Description of structure of program

  • The program first initialises the various hardware being simulated.(i.e. Cache, TLBs etc)
  • Then it creates the necessary inputs for the segmenation table. (i.e. it extracts the segmentNumber from the input files and stores it in a different file with prefix "Segment_")
  • Next it initializes Frame Table, Global Descriptor Tables etc.
  • Then the program enqueues all processes in READY queue, it also initializes the PCB, which inturn initializes the SegmentTable, for each segment the Page Tables are also initalized and pre-paging is done.
  • Then it starts reading input from one process file at a time (till there is a context switch due to preemption or due to a page-fault).
  • Each memory access is put across two levels of TLB (while managing the misses in both levels).
  • Once the L1-TLB is updated to have the required page number, we start checking for the data in the cache using the specified methods (look-through, look-aside, write-through and write-back).
  • If there is a miss in the caches, we update the various tables pertaining to the main memory. If that is also a miss, then we do a repair the page-fault and in the mean-time carry on with another process.
  • There are a few other steps not pertaining directly to the required data, but indirectly through data required to get the required output (data in the various tables-- Page table, frame table and segmentation table) which will happen routinely whenever it is required.
  • Once all the processes have been successfully completed, the simluation program terminates.

Limitations

  • Since this is a simulation, we have not actually implemented parallel searches, etc. We have just assumed them to be parallel and taken the total time to be not the added sum, but happening at the same time.
  • We assume that the input given to us is the linear address data directly using which we create segmentation input data, so in essense segmentation + paging is not really being simulated in the best possible manner.
  • We assume that the number of memory accesses a process will request at once before it gets preempted is constant. That does not usually happen in practical systems as the amount of time for memory accesses will vary and hence so will the number of memory accesses a process can request before preemption.
  • The program also assumes that the page fault is serviced before a process gets back into running state in the cpu (which is not really practical).
  • The simulation assumes that there are only two segments at play-- one in GDT and another in LDT.

Assumptions

  1. Virtual Memory contains the complete program.
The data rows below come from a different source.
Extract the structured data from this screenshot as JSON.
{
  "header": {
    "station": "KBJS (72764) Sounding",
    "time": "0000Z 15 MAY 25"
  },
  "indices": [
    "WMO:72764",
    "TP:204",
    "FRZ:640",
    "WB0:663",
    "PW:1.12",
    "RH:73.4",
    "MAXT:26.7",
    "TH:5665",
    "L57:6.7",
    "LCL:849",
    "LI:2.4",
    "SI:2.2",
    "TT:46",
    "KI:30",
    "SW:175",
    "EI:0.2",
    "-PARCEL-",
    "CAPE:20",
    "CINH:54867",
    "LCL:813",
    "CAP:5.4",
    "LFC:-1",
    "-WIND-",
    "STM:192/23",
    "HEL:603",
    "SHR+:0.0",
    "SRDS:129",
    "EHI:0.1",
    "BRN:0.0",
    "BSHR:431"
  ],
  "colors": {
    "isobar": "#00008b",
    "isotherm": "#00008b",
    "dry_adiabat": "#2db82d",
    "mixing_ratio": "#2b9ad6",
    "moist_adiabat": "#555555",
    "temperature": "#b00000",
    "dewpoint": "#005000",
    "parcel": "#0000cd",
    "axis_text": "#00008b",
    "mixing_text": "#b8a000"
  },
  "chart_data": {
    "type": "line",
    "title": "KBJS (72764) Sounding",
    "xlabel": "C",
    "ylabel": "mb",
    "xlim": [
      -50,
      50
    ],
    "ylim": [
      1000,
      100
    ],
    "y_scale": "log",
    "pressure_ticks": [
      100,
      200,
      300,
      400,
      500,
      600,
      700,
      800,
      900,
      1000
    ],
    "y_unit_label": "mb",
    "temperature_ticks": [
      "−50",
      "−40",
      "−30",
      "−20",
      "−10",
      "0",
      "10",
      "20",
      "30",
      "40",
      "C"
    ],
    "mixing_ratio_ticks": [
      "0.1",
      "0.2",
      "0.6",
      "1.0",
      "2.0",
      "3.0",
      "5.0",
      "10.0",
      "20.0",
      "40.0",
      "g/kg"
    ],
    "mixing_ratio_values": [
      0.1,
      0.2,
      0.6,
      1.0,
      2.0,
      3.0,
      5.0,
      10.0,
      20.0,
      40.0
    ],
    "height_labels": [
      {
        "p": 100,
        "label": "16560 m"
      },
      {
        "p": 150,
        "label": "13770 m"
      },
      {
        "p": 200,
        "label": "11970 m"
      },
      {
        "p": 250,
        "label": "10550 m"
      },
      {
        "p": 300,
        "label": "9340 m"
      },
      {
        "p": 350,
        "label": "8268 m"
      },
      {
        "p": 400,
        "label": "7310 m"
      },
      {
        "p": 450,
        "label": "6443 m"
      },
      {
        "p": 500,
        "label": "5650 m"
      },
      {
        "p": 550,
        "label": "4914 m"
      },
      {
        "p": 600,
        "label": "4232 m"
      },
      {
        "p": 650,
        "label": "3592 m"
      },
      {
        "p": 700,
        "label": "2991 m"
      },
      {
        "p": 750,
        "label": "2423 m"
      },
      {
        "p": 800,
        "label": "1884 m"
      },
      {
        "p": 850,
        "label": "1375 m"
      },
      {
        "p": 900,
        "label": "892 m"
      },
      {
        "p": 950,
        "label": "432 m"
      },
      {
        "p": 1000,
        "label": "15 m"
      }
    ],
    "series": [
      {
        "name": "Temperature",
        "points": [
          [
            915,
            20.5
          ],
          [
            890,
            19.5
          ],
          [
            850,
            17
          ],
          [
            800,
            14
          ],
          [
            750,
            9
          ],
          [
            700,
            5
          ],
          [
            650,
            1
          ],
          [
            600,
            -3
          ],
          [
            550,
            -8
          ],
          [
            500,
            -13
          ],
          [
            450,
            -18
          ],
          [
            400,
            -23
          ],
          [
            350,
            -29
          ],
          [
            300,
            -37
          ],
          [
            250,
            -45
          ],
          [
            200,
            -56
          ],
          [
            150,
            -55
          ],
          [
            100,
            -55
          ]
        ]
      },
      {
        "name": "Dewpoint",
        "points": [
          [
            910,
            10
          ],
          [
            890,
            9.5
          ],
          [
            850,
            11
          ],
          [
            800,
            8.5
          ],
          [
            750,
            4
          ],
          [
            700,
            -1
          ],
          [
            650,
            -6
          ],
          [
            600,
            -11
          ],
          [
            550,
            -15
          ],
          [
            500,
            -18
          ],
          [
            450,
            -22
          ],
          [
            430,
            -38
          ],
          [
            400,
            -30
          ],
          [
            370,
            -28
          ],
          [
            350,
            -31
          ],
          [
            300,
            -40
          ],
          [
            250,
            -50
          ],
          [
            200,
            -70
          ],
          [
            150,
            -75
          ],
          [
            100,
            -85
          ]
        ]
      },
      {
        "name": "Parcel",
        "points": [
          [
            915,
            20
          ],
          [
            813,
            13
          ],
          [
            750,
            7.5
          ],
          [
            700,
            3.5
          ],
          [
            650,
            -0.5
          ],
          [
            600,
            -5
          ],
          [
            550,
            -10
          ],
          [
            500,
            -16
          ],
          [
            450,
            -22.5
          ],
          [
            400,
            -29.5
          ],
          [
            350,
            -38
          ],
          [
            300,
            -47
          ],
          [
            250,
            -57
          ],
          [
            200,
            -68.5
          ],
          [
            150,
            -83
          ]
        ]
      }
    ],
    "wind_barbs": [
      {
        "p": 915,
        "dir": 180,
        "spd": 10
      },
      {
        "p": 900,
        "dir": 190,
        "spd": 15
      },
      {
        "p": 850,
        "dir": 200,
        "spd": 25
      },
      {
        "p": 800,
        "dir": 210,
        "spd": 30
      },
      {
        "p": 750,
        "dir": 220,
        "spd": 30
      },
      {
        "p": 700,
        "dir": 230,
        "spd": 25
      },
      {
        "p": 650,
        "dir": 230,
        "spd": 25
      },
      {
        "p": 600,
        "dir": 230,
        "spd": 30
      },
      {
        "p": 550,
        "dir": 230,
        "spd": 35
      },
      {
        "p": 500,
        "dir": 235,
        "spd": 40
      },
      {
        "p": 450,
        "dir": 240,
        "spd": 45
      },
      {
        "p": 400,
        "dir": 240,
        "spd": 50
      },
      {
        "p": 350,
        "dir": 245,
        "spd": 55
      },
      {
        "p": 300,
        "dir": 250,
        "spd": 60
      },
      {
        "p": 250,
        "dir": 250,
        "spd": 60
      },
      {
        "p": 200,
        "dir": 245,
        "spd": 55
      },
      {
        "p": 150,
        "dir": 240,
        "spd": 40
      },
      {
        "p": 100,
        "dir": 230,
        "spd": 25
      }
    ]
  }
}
Hard disk is big enough to hold all the programs.
  2. First 2 blocks of the process (assume the page size and frame size same and is 1KB) will be pre-paged into main memory before a process starts its execution.
  3. All other pages are loaded on demand [Assume the system supports dynamic loading. Also assume that the system has no dynamic linking support].
  4. Main memory follows Global replacement. Lower limit number of pages and upper limit number of pages per process should be strictly maintained.
  5. Page tables of all the processes reside in main memory and will not be loaded into cache memory levels.